Arriving onstage at Leeds in red and blue baggy sportswear and a star-spangled beanie, Eilish immediately seemed at ease, switching from the gothic flourishes of “Bury a Friend”, from her 2019 debut album When We All Fall Asleep, Where Do We Go? to post-fame fables such as “NDA” and the outstanding “Therefore I Am”, from 2021’s follow-up Happier than Ever. These spare, sinuous songs were noticeably more muscular and upbeat than on that record, on which at times Eilish sounded almost defeated by the onset of early superstardom.
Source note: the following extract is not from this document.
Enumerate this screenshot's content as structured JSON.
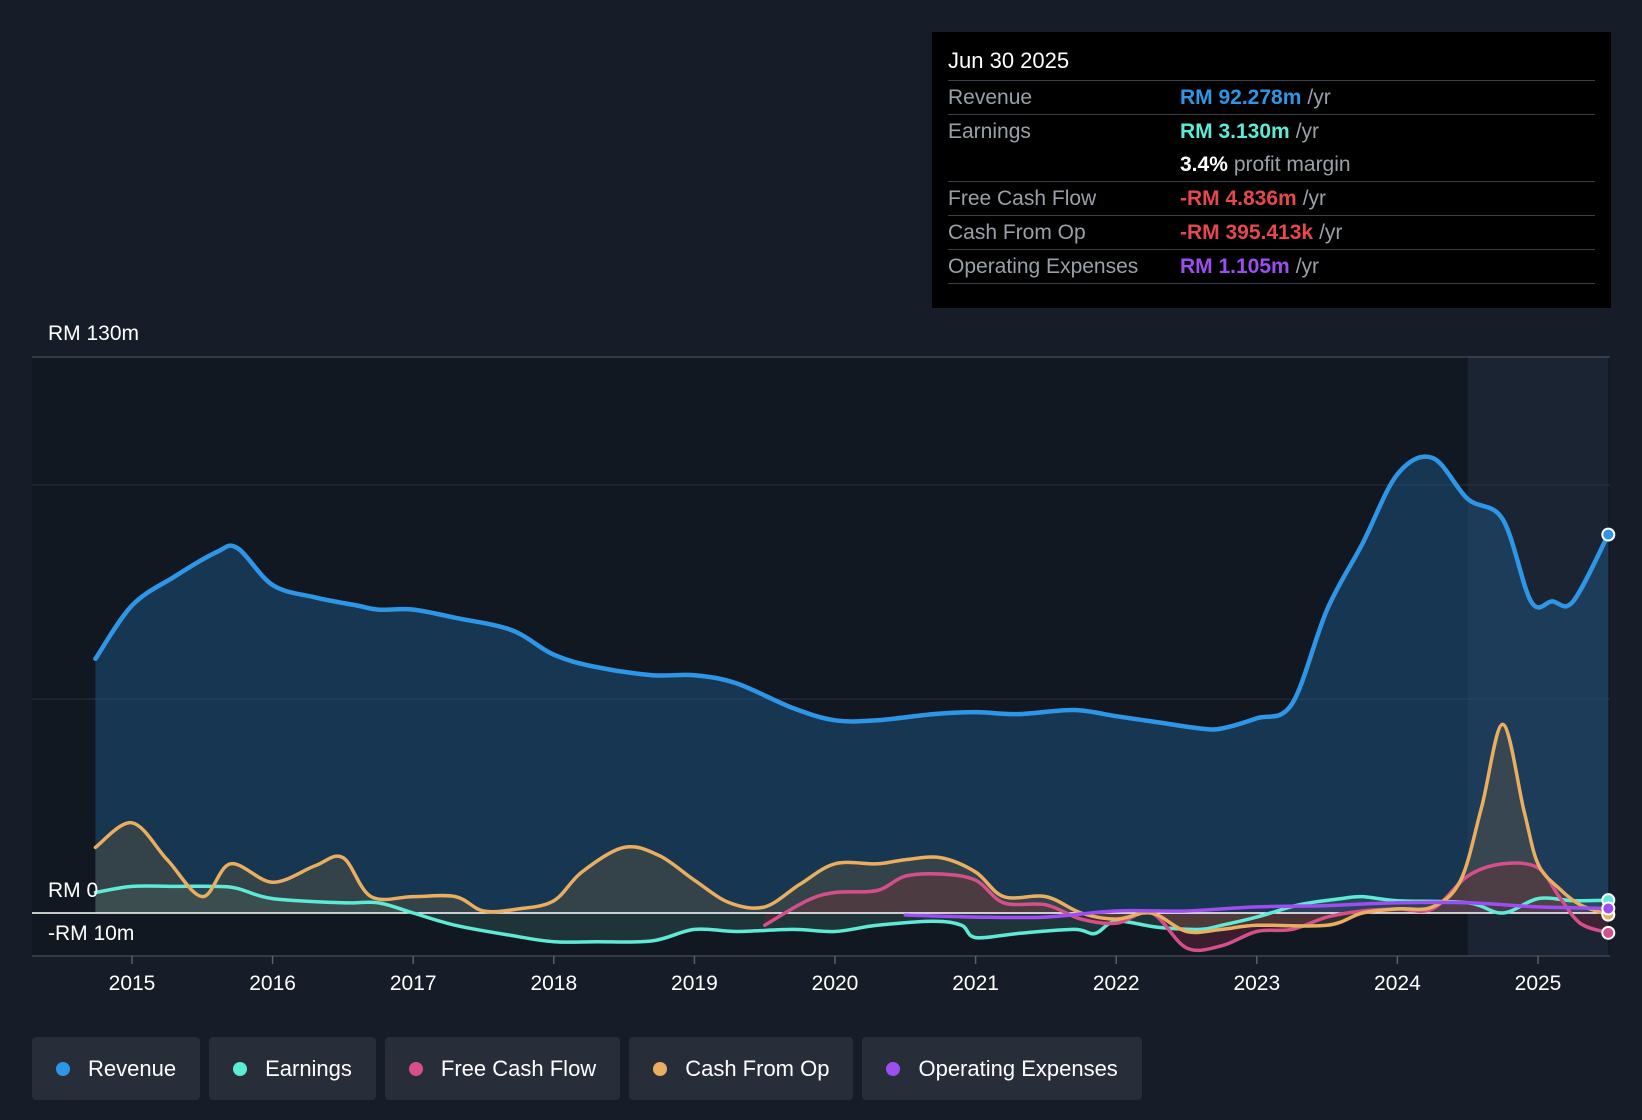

Teenage girls made up the majority of the hardcore fans. When Eilish walked towards them, a high-pitched chant of “Billie, Billie” went up. But this was as close as things got to a singalong festival gig. For a huge show, it felt almost intimate, an outdoor arena turned into a teenager’s bedroom. This was highlighted by an acoustic interlude in which Eilish’s brother and co-songwriter Finneas pulled up a stool for a superb version of the damning “Your Power”.
Unsurprisingly, the biggest cheer was for “What Was I Made For?” from the recent Barbie movie soundtrack. Eilish, who wrote her first song at 11, seems to have answered this question at a precociously young age, but she has spoken of how this particular song was born out of a recent period of creative self-doubt. Throughout the show she offered advice to her young audience, using her platform to boost them. “I hope you feel safe,” she said.
The mood was relaxed, even after a final barrage of songs that included “Bad Guy” and the thunderous heavy metal finale of “Happier than Ever”. Eilish climbed down into the pit to go walkabout with the fans, seemingly as happy to hug them as they were to get close to her.
The next day was topped off by another young headliner, Geordie rocker Sam Fender, who showcased songs from his excellent 2021 album Seventeen Going Under. As he savoured the moment, he recalled how, as an 18-year-old, he had been in the Leeds audience watching his heroes. “I remember thinking, ‘I wish I could do that as a job’.”
Both performances were a reminder that ushering in a new wave of big acts is not just about increasing diversity but crucial for the future of the music industry.